The benefits of a lower currency span across different sectors of the economy, assisting earnings for companies exposed to the US dollar and giving the job rate a lending hand.
Commodity producers thrive on a weaker currency. In 2007, BHPs average exchange rate was 79 cents. This added 26 per cent to BHPs bottom line for every dollar of iron ore sold. Six years later and it is a completely different story, especially when the dollar is above parity with the US dollar.
Manufacturers have seen a slow, structural decline accelerate as the Australian dollar strengthened. In the five years to March, the manufacturing sector lost a total of 140,300 jobs. A weaker currency was helping turn this sector around and helping companies to compete with Asian producers and their lower labour costs.

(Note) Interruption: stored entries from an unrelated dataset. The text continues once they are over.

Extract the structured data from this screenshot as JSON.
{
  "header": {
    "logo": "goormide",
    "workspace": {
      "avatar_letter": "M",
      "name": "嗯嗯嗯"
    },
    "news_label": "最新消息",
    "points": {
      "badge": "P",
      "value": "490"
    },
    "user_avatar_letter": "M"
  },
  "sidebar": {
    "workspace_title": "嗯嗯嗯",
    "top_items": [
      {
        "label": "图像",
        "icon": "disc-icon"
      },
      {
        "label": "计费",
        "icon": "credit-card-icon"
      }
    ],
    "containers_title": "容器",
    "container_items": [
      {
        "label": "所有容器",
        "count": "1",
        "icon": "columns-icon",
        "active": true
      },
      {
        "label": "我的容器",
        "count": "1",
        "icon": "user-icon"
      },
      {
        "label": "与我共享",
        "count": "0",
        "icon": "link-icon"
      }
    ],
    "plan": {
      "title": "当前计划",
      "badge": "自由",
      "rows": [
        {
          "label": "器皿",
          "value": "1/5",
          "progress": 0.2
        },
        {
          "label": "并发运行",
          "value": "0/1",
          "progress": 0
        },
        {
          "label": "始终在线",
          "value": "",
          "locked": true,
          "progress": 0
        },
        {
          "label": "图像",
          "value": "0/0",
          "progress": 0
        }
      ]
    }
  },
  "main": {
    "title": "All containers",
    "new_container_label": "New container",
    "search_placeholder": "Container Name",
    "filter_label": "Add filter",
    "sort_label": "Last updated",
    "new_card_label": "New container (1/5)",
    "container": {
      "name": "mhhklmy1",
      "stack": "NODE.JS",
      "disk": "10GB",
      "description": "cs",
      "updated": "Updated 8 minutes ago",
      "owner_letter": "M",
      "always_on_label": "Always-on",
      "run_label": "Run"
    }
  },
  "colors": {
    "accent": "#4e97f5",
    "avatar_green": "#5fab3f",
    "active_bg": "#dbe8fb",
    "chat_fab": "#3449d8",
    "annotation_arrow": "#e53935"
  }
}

As domestic growth has trended well below average levels for much of this year, unemployment has slowly crept up. The softer currency had begun returning momentum to manufacturing, tourism and exporters. These sectors were starting to look investment-worthy in combination with a return to confidence and assurance over government policy.
But this will change quickly if the dollar holds on here or climbs further.
A temporary exchange rate closer to parity with the US dollar is manageable, but something more permanent does pose problems.
Profit recovery could stumble if the Aussie dollar remains this high. With the market considered to be fairly valued to possibly a touch overvalued at the moment, earnings need to strengthen to justify valuations. Otherwise, come reporting season in February, the market could be in for disappointment.
The Australian dollar trading at 95 cents is going to give the RBA headaches. Further rate cuts from here would certainly set a new wave of property-bubble warnings from experts.
On the other hand, raising rates would reignite international interest in our currency, and push it even higher.